A month ago, the Daily Tribune published a series of articles about the official residence of Vice President Maria Leonor “Leni” Robredo. It’s a mansion located at the expensive New Manila district of Quezon City, and taxpayers are paying a million pesos a month for the rent.
It was discussed in those articles that the Constitution contemplates that only the President of the Philippines is entitled to an official residence paid for by taxpayers’ money. Under the same Constitution, the other heads of the coordinate branches of the national government, i.e., the Senate President, the Speaker of the House of Representatives and the Chief Justice of the Supreme Court (SC), are not entitled to any official residence at public expense.
If the heads of the Legislative and Judicial branches of government are not entitled to an official residence, it logically follows that the vice president, who does not even head the Executive department, and who does not exercise any real executive power in the first place, should not be entitled to an official residence — and a plush one at that — at the expense of the taxpayers.
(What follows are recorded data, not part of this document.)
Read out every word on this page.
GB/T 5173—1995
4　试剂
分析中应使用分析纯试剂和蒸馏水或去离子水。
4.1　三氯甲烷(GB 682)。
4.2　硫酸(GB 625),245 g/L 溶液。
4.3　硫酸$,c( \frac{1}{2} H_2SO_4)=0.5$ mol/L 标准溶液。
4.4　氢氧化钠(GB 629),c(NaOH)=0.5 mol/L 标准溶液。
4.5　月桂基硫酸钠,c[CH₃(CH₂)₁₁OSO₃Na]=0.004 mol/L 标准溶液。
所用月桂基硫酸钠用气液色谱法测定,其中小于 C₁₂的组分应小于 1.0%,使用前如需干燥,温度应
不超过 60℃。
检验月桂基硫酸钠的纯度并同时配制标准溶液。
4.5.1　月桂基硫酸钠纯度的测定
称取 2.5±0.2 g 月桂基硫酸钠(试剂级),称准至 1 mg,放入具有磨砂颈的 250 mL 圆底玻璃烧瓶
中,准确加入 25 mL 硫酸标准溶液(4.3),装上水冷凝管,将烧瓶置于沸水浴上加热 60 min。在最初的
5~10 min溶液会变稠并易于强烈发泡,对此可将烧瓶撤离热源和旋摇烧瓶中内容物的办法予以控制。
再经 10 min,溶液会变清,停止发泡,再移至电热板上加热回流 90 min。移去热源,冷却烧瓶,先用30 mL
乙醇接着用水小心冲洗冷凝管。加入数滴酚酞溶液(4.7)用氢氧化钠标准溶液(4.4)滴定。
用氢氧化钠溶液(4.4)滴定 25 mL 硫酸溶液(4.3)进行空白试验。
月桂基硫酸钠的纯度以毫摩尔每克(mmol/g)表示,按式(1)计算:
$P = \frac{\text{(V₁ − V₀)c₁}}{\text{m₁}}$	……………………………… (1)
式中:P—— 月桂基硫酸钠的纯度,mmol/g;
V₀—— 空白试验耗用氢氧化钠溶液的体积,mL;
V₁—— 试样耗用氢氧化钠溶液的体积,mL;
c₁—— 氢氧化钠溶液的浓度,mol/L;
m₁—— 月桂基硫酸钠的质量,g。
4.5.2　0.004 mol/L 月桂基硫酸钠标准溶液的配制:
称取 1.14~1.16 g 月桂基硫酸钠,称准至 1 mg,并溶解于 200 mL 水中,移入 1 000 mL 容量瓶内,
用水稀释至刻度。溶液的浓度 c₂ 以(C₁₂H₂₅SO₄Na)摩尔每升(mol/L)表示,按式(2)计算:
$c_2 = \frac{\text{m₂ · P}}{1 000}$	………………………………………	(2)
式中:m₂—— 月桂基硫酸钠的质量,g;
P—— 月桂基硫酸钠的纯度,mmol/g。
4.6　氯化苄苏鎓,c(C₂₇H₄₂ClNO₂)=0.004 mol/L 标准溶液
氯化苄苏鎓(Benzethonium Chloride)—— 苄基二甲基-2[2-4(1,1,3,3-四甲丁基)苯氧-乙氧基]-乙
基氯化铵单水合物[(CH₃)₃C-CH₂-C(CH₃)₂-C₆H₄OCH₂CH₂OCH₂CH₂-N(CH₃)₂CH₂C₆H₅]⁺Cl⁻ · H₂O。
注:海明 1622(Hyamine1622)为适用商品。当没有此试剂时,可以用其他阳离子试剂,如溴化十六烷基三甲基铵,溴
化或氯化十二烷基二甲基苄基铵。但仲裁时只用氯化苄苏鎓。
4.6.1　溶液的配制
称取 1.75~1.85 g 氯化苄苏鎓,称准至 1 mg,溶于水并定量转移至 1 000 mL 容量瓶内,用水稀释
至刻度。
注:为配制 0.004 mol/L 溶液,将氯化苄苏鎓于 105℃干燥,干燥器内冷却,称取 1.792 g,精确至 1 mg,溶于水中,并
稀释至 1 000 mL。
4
None of the previous vice presidents of the country were ever given an official residence.
Beginning with Vice President Salvador Laurel, who held office from 1986 to 1992, up to the most recent, Jejomar Binay, the vice president was given an office, but not an official residence. Still, the need even for an office for the vice president has not been clearly defined by law.
In the 2019 annual appropriations law, Congress allotted P664 million for the Office of the Vice President, an increase of P216 million from the previous year. From that P664 million, P12 million is for the annual rent for Robredo’s New Manila mansion.
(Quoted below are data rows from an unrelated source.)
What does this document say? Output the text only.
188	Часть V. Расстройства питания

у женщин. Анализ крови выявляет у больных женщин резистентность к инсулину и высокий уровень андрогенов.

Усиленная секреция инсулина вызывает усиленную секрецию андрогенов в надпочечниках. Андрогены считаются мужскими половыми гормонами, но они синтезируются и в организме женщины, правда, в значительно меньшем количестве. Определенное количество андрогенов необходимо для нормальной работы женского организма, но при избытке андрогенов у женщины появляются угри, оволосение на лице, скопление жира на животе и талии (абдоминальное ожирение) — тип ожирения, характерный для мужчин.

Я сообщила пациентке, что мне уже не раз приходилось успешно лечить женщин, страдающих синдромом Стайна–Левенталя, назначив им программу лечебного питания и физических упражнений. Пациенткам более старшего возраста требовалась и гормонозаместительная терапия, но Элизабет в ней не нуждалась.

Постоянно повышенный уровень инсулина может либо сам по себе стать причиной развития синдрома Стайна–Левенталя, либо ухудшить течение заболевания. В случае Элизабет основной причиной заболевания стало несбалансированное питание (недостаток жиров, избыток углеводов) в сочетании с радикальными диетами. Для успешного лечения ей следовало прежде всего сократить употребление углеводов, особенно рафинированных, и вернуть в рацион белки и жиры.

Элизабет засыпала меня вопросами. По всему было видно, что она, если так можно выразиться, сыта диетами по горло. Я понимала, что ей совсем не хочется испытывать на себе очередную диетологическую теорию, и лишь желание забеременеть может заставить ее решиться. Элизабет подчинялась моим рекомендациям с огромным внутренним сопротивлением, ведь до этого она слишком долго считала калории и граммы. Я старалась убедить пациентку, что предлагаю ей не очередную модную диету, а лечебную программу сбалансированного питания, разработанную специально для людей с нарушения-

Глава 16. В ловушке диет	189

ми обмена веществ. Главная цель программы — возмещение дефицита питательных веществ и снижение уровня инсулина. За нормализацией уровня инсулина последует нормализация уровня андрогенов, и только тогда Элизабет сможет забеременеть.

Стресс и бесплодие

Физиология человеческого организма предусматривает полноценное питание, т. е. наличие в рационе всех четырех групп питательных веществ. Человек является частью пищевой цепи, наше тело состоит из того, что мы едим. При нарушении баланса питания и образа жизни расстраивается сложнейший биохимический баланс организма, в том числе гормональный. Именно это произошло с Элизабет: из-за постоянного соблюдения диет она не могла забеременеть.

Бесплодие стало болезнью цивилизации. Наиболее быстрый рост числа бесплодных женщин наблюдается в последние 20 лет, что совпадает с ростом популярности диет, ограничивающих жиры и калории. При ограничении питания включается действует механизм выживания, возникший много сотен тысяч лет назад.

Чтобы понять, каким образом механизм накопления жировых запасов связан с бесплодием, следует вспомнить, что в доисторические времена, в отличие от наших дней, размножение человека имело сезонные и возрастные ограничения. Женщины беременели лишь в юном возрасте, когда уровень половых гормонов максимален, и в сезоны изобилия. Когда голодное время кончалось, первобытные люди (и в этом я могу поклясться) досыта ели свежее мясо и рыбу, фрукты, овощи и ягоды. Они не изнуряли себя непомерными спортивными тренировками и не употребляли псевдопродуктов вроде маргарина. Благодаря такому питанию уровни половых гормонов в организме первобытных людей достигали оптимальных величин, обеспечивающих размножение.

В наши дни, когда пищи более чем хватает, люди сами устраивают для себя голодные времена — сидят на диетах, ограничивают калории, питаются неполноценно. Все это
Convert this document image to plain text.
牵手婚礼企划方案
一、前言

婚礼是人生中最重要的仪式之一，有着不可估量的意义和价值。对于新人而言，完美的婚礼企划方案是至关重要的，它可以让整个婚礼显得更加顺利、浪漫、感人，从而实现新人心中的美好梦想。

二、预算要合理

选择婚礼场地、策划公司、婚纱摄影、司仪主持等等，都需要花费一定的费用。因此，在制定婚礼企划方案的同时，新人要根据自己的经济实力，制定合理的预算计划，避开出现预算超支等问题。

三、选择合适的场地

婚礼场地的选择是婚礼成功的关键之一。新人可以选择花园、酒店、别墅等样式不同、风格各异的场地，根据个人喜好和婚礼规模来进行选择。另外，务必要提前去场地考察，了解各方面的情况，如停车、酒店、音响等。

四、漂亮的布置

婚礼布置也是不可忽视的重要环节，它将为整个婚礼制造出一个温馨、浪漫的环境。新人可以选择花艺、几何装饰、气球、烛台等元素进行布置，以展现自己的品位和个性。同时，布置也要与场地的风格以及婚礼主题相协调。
Unless the Vice President is appointed to the Cabinet, the sole function of the vice president under the Constitution is to wait for a vacancy to arise in the Office of the President. Why should the Vice President be given a P664 million annual budget and an official residence at that, when her only job is to wait for that vacancy in Malacañang?
That question triggered a civil rights group in Biñan City in Laguna to consider taking legal action, any time soon, against the expenditure of public funds for an official residence for the Vice President. The suit will be filed in the SC.
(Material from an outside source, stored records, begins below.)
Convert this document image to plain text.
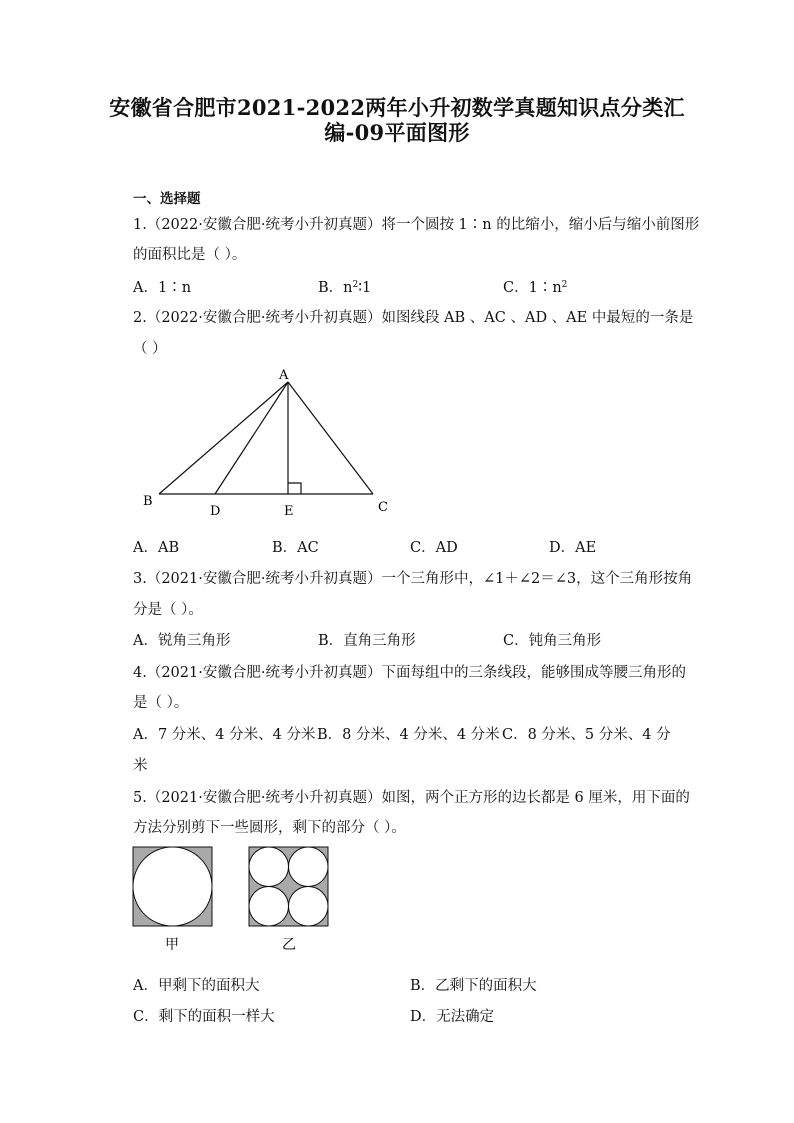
安徽省合肥市2021-2022两年小升初数学真题知识点分类汇
编-09平面图形
一、选择题
1.（2022·安徽合肥·统考小升初真题）将一个圆按 1∶n 的比缩小，缩小后与缩小前图形
的面积比是（ ）。
A．1∶n	B．$n^2∶1$	C．$1∶n^2$
2.（2022·安徽合肥·统考小升初真题）如图线段 AB 、AC 、AD 、AE 中最短的一条是
（ ）
A
B	C
D	E
A．AB	B．AC	C．AD	D．AE
3.（2021·安徽合肥·统考小升初真题）一个三角形中，∠1＋∠2＝∠3，这个三角形按角
分是（ ）。
A．锐角三角形	B．直角三角形	C．钝角三角形
4.（2021·安徽合肥·统考小升初真题）下面每组中的三条线段，能够围成等腰三角形的
是（ ）。
A．7 分米、4 分米、4 分米 B．8 分米、4 分米、4 分米 C．8 分米、5 分米、4 分
米
5.（2021·安徽合肥·统考小升初真题）如图，两个正方形的边长都是 6 厘米，用下面的
方法分别剪下一些圆形，剩下的部分（ ）。
甲	乙
A．甲剩下的面积大	B．乙剩下的面积大
C．剩下的面积一样大	D．无法确定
Long-time civil rights activist Louis “Barok” Biraogo and his son, Luigi Biraogo, a member of Biñan City’s Sangguniang Kabataan, are spearheading the crusade against Robredo. Many other youth leaders and concerned citizens are expected to join the Biraogo crusade.
The Biraogos emphasized that their crusade is not just about defending the Constitution and guarding against the unconstitutional expenditure of public funds. They stress that they are against what they see as the dishonesty of Robredo.
In addition, the Biraogos said that by accepting an allocation of public funds that should not be hers to spend in the first place, Robredo is being dishonest herself. They added that Robredo has no moral authority to raise the issue of honesty in public office, since she is herself dishonest because she benefitted from the unconstitutional expenditure of taxpayers’ money.
The elder Biraogo is known for his successful petition to declare as unconstitutional Executive Order 1 signed by President Benigno Aquino III, which created the Philippine Truth Commission. Former Sen. Ernesto Maceda revealed that ex-Chief Justice and staunch Aquino III supporter Hilario Davide Jr. wrote EO 1.
Biraogo was also one of the petitioners who succeeded in getting the High Court to void several unconstitutional features of the Aquino administration-supported Cyber Crime Prevention Act, particularly its objectionable provisions that breach privacy rights, and which vest in the Justice secretary the absolute power to close down, without any valid court order, online sites suspected of criminal activity.
In an interview with the Daily Tribune last week, Labor Undersecretary Jacinto “Jing” Paras identified Robredo and outgoing Sen. Antonio Trillanes IV as the anti-administration personalities behind a controversial website responsible for spreading an alleged “narco list” designed to discredit President Rodrigo Duterte. The owner of the site tagged the Liberal Party (LP) as the organizer of the illicit project. That revelation confirms the LP’s desperation to seize political power.